The Miners' Way and Historical Trail is a long-distance trail in Ireland. It is a 118 km long circular route that begins and ends in Arigna, County Roscommon. It is typically completed in five days. It is designated as a National Waymarked Trail by the National Trails Office of the Irish Sports Council and is managed by Roscommon Integrated Development Company, Roscommon County Council, Leitrim County Council and Sligo County Council. The trail was developed to encourage tourism in the area in the wake of the closure of the Arigna mines in 1990. The route was originally conceived by a local priest, Father Sean Tynan, and built with funding from the European Regional Development Fund. The trail was opened by broadcaster Donncha Ó Dúlaing in July 2000.

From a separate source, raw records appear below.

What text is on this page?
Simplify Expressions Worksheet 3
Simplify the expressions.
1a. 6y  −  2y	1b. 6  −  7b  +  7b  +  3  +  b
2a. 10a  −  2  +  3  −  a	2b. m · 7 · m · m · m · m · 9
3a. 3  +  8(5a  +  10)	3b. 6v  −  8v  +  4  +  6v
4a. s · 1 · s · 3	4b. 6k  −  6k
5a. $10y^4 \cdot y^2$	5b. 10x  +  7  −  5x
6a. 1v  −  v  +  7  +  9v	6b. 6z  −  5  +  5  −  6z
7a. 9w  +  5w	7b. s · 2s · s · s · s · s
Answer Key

The trail consists of three looped routes that travel through neighbouring parts of Counties Roscommon, Leitrim and Sligo. The Miners' Way is 62 km long and follows paths used by miners working in the Arigna coal mines and makes a circuit via Keadue, Ballyfarnon and Corrie Mountain. The Historical Trail is 56 km long and makes a circuit of Lough Key and Lough Arrow via Keadue, Lough Key Forest Park, Boyle, Carrowkeel, Castlebaldwin, Highwood and Ballyfarnon. A third trail makes a circuit of Lough Allen via Drumkeeran, Dowra and Drumshanbo.

Parts of the Miners' Way and Historical Trail also form part of the Beara-Breifne Way, a walking and cycling route under development, intended to run from the Beara Peninsula, County Cork to Breifne, County Leitrim following the line of Donal Cam O'Sullivan Beare's march in the aftermath of the Battle of Kinsale in 1602.